The potential for entrepreneurs to disrupt industries and corporate behemoths to unexpectedly go extinct has never been greater.
One hundred or fifty or even twenty years ago, disruption meant coming up with a product or service people needed but didn’t have yet, then finding a way to produce it with higher quality and lower costs than your competitors. This entailed hiring hundreds or thousands of employees, having a large physical space to put them in, and waiting years or even decades for hard work to pay off and products to come to fruition.
“Technology is disrupting traditional industrial processes, and they’re never going back.”
But thanks to digital technologies developing at exponential rates of change, the landscape of 21st-century business has taken on a dramatically different look and feel.
The structure of organizations is changing. Instead of thousands of employees and large physical plants, modern start-ups are small organizations focused on information technologies. They dematerialize what was once physical and create new products and revenue streams in months, sometimes weeks.
It no longer takes a huge corporation to have a huge impact.
Technology is disrupting traditional industrial processes, and they’re never going back. This disruption is filled with opportunity for forward-thinking entrepreneurs.
The secret to positively impacting the lives of millions of people is understanding and internalizing the growth cycle of digital technologies. This growth cycle takes place in six key steps, which Peter Diamandis calls the Six Ds of Exponentials: digitization, deception, disruption, demonetization, dematerialization, and democratization.
According to Diamandis, cofounder and chairman of Singularity University and founder and executive chairman of XPRIZE, when something is digitized it begins to behave like an information technology.
Newly digitized products develop at an exponential pace instead of a linear one, fooling onlookers at first before going on to disrupt companies and whole industries. Before you know it, something that was once expensive and physical is an app that costs a buck.
Newspapers and CDs are two obvious recent examples. The entertainment and media industries are still dealing with the aftermath of digitization as they attempt to transform and update old practices tailored to a bygone era. But it won’t end with digital media.
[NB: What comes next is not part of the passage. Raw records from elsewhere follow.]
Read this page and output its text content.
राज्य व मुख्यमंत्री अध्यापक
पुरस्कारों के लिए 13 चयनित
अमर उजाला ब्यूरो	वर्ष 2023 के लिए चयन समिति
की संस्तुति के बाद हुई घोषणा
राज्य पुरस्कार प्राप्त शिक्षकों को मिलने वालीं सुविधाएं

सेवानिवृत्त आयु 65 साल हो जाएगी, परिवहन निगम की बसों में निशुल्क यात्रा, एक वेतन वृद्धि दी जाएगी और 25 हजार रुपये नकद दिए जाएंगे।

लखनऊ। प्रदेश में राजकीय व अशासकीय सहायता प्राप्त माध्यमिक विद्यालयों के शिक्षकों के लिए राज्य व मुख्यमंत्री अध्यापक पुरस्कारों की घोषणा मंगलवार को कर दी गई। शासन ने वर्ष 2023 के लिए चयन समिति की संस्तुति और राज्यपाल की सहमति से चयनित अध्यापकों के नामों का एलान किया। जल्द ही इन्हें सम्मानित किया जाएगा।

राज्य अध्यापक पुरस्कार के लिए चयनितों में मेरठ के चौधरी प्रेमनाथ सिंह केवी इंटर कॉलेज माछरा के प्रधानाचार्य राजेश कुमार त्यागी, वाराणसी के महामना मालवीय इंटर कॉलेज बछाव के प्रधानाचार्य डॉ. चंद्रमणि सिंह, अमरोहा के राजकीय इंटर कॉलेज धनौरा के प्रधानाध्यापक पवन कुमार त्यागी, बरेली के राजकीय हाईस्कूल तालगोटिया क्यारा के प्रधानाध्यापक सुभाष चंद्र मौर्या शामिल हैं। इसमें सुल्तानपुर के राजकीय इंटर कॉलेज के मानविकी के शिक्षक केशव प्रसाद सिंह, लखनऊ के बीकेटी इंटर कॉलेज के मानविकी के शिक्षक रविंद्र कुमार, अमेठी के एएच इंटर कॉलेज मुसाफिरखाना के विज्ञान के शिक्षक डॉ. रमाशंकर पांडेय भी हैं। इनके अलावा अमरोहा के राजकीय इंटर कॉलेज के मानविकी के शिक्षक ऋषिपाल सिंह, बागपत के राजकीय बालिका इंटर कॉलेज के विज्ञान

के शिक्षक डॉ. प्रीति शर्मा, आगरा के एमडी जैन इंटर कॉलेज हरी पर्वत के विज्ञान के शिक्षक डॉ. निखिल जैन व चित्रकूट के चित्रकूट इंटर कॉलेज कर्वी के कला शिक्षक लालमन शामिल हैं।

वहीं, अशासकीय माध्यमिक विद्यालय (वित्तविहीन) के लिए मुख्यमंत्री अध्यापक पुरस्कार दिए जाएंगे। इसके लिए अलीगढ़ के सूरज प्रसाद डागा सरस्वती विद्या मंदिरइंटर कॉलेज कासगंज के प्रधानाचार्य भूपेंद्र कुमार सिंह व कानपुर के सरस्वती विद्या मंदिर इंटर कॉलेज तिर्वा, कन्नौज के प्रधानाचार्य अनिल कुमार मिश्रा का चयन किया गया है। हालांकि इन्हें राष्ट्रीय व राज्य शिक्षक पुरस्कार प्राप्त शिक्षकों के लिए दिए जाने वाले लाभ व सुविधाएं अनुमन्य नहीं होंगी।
As more of the economy is digitized—from medicine to manufacturing—industries will hop on an exponential curve and be similarly disrupted.
Diamandis’s 6 Ds are critical to understanding and planning for this disruption.
The 6 Ds of Exponential Organizations are Digitized, Deceptive, Disruptive, Demonetized, Dematerialized, and Democratized.
Diamandis uses the contrasting fates of Kodak and Instagram to illustrate the power of the six Ds and exponential thinking.
Kodak invented the digital camera in 1975, but didn’t invest heavily in the new technology, instead sticking with what had always worked: traditional cameras and film. In 1996, Kodak had a $28 billion market capitalization with 95,000 employees.
But the company didn’t pay enough attention to how digitization of their core business was changing it; people were no longer taking pictures in the same way and for the same reasons as before.
After a downward spiral, Kodak went bankrupt in 2012. That same year, Facebook acquired Instagram, a digital photo sharing app, which at the time was a startup with 13 employees. The acquisition’s price tag? $1 billion. And Instagram had been founded only 18 months earlier.
The most ironic piece of this story is that Kodak invented the digital camera; they took the first step toward overhauling the photography industry and ushering it into the modern age, but they were unwilling to disrupt their existing business by taking a risk in what was then uncharted territory. So others did it instead.
The same can happen with any technology that’s just getting off the ground. It’s easy to stop pursuing it in the early part of the exponential curve, when development appears to be moving slowly. But failing to follow through only gives someone else the chance to do it instead.
The Six Ds are a road map showing what can happen when an exponential technology is born. Not every phase is easy, but the results give even small teams the power to change the world in a faster and more impactful way than traditional business ever could.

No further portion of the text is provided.